I'm pretty sure I'm entitled to request content, and my machine can render it however it likes.

They make the choice whether to serve it or not.

Yes, that's exactly what I've been saying. If the user refuses to run the miner, don't serve the content. It's the exact same with ad blockers.
> my machine can render it however it likes

The cost isn't what hardware does the most work. It's what time was spent creating the content. Of course they have the choice whether to serve it or not, but don't mistake the hours put into writing an article with the milliseconds used to serve a request. You're not (not) paying for the latter.

What a strange argument, it's not about cost, it's about ownership. The creators own their content, the consumers own their hardware. Either is free to do what they wish with their piece.
> don't use their site

Or, use their site, but the end user always dictate the code that runs on their own machine. If the server don't wish for a user to skimp the mining, make them submit the proof of work result first, then serve the content.

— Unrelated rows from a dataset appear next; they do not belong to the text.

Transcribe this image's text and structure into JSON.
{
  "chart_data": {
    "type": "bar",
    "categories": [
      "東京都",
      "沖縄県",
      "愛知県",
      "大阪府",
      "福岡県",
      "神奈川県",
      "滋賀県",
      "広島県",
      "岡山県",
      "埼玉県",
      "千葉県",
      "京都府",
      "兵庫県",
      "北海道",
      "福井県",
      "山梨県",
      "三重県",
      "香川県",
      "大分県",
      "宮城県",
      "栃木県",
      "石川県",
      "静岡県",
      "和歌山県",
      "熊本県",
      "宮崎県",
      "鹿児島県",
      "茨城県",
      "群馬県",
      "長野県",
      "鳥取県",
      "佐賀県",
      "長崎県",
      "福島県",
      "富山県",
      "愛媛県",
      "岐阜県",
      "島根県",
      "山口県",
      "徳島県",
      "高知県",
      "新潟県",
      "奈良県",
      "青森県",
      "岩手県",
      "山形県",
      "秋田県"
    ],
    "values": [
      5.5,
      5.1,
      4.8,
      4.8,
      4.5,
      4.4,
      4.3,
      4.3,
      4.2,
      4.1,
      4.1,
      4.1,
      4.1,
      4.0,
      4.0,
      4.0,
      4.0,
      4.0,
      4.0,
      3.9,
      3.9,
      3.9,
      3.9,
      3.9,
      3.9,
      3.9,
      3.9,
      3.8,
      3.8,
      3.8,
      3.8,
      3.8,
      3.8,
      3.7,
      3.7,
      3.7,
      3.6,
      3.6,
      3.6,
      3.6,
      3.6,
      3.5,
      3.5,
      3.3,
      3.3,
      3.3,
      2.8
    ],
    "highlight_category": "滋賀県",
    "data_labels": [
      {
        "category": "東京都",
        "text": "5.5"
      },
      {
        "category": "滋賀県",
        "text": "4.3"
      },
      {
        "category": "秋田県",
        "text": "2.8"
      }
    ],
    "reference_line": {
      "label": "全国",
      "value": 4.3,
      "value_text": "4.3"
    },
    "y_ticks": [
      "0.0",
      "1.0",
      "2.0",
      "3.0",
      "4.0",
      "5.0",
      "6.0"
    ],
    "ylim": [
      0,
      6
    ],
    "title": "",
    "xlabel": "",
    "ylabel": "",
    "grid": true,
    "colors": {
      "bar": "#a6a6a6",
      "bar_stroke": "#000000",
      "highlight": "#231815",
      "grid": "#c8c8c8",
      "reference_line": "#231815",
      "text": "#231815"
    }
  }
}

> You have to remember that you're not entitled to their server resources.

I am, to the extent their server responds to open protocols on the public Internet. It's up to them, not me, to configure what their server sends when. This is literally how the Internet works.

We're not disagreeing. Server makes it clear they want to run a miner, if the user refuses then don't serve the content.
If you give me code and I don't run it, I don't really think I'm at fault here. If this was opt-in maybe they'd receive more sympathy, but as it stands wasting my electricity to make them a fraction of a cent is a rather unwelcome surprise.
If the server feels I'm not entitled to its resources, the server is welcome to respond with a 402 code.